From left, NHH retiring board chair Elizabeth Selby, Community Care Northumberland executive director Trish Baird, Community Care Northumberland regional hospice program co-ordinator Cheryl McFarlane and Northumberland Hills Hospital service lead for palliative care and pain management Dr. Francesco Mule are seen following a keynote address on the continuum of palliative and end-of-life care at this week’s NHH annual general meeting.
By Cecilia Nasmith/Today’s Northumberland
We all care about our quality of life but, for hospice workers, this is tied in with one’s quality of death.
There comes an age where the end of life is closer than the beginning. As Northumberland Hills Hospital president and chief executive officer Linda Davis said this week at the hospital’s annual general meeting, so many local residents are aware of (and concerned with) our collective aging.
As of 2016, fully 25% of Northumberland County’s population was aged 65 or over, compared to the Ontario figure of 16%. It is estimated that the county’s population aged 65 and up should rise to 34% by 2036.
Davis noted that this demographic comes with multiple health requirements, including the topic of the keynote address – the continuum of palliative and end-of-life care.
Community Care Northumberland executive director Trish Baird said there is a long grass-roots history of local volunteers supporting people who are dying. Community Care has been involved in volunteer visiting since 2010, Baird said, and this group of volunteers has grown into a multi-disciplinary community-outreach team offering both clinical and non-clinical services, following the continuum of palliative care from the time of diagnosis to death – and even following up with grief support afterwards.
Northumberland Hills Hospital service lead for palliative care and pain management Dr. Francesco Mule gave a doctor’s perspective on the issue.
“Once a diagnosis is made, that person’s world, as everyone here can acknowledge, is shocked. Our job as clinicians and hospice-care providers is to prepare that person for two things – a plan to address and treat suffering and a plan to address and acknowledge crisis,” Dr. Mule said.
“Traditionally, people have referred to palliative care as the last step – there’s nothing we can do – you’re terminal. Our job is to essentially change this mindset.
“Palliative care takes that individual, sets aside that diagnosis and addresses identity and dignity. Not only am I treating the symptoms – pain, nausea, shortness of breath – but I am helping this individual manage life.”
Dr. Mule prefers the concept of a life-threatening diagnosis that may end a life over the concept of “incurable.” This makes the patient a survivor – and when available methods of treatment do not work, the clinician works toward containing the symptoms and helping the patient prepare for death.
Some doctors still resist introducing the concept of palliative care, feeling that it removes all hope. His own preference is introducing the concept as soon as possible with the goal of optimizing one’s quality of death.
This is where hospice care comes in, Community Northumberland regional hospice program co-ordinator Cheryl McFarlane said.
McFarlane cited a figure she recently heard from Hospice Palliative Care Ontario that only 3% of Canadians die suddenly. The remaining 97% will need help to live until the end of life with as much comfort and support as possible.
“We constantly have our ear to the ground and are constantly talking to partners and collaborators,” she said.
“We want to know about gaps, we want to know about trends, we want to know about the struggles and what we can do to have these things removed.”
She referred to a hospice-hub concept, like the centre of a flower, with petals making a beautiful whole.

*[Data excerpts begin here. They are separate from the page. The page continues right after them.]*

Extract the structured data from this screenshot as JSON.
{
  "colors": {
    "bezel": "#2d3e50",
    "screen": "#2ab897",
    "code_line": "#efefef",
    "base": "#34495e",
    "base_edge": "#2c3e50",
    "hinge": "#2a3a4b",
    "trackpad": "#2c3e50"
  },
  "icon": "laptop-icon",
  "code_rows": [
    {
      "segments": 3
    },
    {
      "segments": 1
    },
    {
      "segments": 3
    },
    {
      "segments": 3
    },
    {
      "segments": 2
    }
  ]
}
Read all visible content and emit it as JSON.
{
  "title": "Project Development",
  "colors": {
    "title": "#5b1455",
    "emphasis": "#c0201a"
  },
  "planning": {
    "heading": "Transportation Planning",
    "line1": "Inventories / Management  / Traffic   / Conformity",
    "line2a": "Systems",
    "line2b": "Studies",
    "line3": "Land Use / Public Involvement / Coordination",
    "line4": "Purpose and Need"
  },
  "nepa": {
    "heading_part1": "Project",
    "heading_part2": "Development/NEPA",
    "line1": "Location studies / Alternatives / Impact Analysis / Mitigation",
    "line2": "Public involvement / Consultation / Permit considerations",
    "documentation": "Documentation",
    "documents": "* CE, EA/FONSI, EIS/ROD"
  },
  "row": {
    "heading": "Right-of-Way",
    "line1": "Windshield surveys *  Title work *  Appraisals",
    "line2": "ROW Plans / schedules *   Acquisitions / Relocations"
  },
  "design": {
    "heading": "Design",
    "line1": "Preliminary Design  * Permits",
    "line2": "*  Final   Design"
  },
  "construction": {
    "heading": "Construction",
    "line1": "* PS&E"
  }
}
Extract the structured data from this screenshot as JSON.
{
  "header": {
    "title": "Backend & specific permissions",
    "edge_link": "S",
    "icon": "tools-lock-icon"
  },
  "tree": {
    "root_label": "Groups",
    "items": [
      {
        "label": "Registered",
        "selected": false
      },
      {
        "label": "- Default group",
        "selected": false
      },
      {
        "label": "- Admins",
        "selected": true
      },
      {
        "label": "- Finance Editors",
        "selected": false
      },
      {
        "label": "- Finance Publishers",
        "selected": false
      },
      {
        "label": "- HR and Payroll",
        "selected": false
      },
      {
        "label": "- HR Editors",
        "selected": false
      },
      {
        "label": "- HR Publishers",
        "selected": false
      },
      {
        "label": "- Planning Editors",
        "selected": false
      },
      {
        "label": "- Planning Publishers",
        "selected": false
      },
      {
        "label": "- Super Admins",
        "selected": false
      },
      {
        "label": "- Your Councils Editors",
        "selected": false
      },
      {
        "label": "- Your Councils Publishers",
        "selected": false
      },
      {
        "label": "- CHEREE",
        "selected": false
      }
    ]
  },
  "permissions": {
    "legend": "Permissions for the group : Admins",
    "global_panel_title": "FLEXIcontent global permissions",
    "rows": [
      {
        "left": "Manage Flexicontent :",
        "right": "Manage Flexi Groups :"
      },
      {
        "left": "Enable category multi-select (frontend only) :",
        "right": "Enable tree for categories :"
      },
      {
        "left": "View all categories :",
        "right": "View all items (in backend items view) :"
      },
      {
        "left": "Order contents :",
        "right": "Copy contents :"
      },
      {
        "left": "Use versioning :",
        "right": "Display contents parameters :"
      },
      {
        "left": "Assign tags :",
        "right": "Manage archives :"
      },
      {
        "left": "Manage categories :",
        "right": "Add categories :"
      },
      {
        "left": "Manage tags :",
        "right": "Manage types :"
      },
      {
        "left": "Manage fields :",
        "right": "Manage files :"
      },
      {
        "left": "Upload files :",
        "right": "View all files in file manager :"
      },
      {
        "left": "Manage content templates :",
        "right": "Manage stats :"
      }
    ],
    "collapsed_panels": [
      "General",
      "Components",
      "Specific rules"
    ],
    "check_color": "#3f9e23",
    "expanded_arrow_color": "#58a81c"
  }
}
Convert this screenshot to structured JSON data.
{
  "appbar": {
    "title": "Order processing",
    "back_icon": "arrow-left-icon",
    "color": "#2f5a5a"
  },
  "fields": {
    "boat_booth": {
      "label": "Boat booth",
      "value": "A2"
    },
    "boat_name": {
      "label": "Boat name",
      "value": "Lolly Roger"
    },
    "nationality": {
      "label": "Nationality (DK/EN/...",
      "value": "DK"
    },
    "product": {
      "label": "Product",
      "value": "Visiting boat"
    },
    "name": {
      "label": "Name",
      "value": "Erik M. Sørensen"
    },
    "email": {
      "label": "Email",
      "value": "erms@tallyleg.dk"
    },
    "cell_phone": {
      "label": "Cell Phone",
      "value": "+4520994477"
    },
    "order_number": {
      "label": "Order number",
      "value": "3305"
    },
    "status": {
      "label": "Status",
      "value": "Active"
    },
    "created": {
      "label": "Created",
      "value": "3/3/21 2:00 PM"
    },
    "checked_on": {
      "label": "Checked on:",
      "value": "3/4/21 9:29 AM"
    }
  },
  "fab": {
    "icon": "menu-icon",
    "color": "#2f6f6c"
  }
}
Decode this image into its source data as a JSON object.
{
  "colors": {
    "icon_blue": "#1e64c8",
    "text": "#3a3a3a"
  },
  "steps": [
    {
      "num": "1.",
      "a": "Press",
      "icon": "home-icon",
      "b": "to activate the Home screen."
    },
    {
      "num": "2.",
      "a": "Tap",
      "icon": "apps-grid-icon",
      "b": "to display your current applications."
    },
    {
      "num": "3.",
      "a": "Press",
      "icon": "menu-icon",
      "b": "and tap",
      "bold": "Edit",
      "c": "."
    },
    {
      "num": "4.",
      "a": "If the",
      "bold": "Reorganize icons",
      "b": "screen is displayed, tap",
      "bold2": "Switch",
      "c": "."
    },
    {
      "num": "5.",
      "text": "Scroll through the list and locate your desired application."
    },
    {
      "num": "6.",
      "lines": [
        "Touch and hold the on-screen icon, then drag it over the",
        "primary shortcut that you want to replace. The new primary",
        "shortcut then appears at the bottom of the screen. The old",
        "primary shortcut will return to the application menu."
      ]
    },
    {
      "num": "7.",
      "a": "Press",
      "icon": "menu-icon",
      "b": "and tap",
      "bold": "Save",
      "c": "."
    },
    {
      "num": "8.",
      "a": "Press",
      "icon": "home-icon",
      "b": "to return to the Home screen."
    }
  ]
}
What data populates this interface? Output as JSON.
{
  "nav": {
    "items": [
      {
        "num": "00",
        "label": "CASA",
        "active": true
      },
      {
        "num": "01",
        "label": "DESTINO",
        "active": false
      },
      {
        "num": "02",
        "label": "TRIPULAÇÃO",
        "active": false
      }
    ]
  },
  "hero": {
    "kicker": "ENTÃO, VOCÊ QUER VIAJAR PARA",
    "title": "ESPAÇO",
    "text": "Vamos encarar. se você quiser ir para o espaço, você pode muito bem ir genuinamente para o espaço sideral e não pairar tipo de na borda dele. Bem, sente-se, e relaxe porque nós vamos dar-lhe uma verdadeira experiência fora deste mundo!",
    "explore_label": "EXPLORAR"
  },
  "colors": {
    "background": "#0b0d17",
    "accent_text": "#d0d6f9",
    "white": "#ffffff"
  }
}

Among the petals:
Hospice volunteer visiting has been in Northumberland for some time with specially trained volunteers in the home offering compassionate non-judgmental companionship and support for everyone in the family.
Grief support and bereavement care includes anticipatory grief, and is addressed in volunteers as well as clients and their families.
Psychosocial counselling and spiritual care for people in their homes address family dynamics and more complicated situations that go beyond the role of a volunteer.
Ed’s House will offer a residential hospice by this time next year – offering services to non-residential clients as well, such as caregiver relief and wellness programming.
Caregiver support is offered as needed by the caregivers – whatever the requirements, McFarlane said, they will get creative and make it happen.
Training and education is offered not only to volunteers but to care providers, clients and even members of the community.
The palliative-care community team is an interdisciplinary team complete with nurse navigator to keep things co-ordinated, from early engagement to pain-and-symptom management. It’s a successful approach, thanks to collaborative community partnerships.
“Ninety-four per cent of our clients and families say the most important thing is that all the community partners know each other and are working together for them,” McFarlane noted.
“What is important is to actually recognize what the journey is,” Dr. Mule stated.
“A life-threatening diagnosis is made, and what we want to emphasize is early information, early acceptance and the team being part of the decision-making process at the beginning.
“What I want people to take home is that it’s never too early. Early engagement has value. Everyone in this room will one day die, so why not acknowledge this and work toward quality of dying as part of the circle of life. There has to be some investment in that, and I think we can make a difference.”
“The earlier, the better,” McFarlane agreed.
“That way, we can help you plan and strategize and come up with options so you can go on and live the best you can with people you want to be with.
“We will help you, no matter what your wants and needs and desires are.”